Publio se dirigió hacia su tienda mientras los lictores de su guardia le abrían paso entre la multitud de legionarios que se había ido arremolinado en torno a la tienda del praetorium. Desde atrás, Publio escuchó cómo centenares de gargantas empezaban a corear una palabra. Al principio no le prestó demasiada atención, pero, poco a poco, el término era tan claro que no pudo escapar a sus oídos. ¡Imperator, imperator, imperator!

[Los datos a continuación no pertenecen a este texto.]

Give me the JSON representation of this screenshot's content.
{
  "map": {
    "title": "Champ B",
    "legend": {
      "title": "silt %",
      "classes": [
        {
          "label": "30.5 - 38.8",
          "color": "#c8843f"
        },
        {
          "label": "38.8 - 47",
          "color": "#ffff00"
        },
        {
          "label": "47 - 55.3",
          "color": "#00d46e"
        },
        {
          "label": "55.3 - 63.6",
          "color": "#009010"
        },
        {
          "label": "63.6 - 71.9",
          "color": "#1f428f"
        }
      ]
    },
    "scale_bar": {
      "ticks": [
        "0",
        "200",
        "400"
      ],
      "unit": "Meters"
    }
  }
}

Los iberos le aclamaban como su gran jefe. Aquélla había sido una gran victoria y, sin embargo, no se sentía tan solo desde el día en que le comunicaron la muerte de su padre y de su tío. Sí, Cneo habría salido en persecución de Asdrúbal. En eso llevaba razón Lelio. A Publio su corazón le pedía salir en busca de Asdrúbal sin atender a más consideraciones, pero ese deseo se encontraba una y otra vez con las palabras de su padre: «Las batallas se pueden ganar con el corazón, pero las guerras sólo se pueden ganar con la cabeza.» Y su cabeza decía que no tenía tropas suficientes, que debía esperar. Puede que Asdrúbal escapara hacia el norte, incluso que alcanzara Italia, aunque eso era complicado, pues tendría que hacerlo por el interior de Hispania y luchar contra los vacceos o negociar con ellos, pues por el Ebro tendría enfrente a las tropas de Tarraco. En cualquier caso, aun a riesgo de incumplir con el mandato del Senado sobre su obligación de impedir que Asdrúbal alcanzara Italia, no podía perseguirle. No debía hacerlo. Mañana sería otro día. Lelio estaría con resaca pero más sosegado. Sí, ése sería buen momento para hablar con él y hacerle entender. Mañana.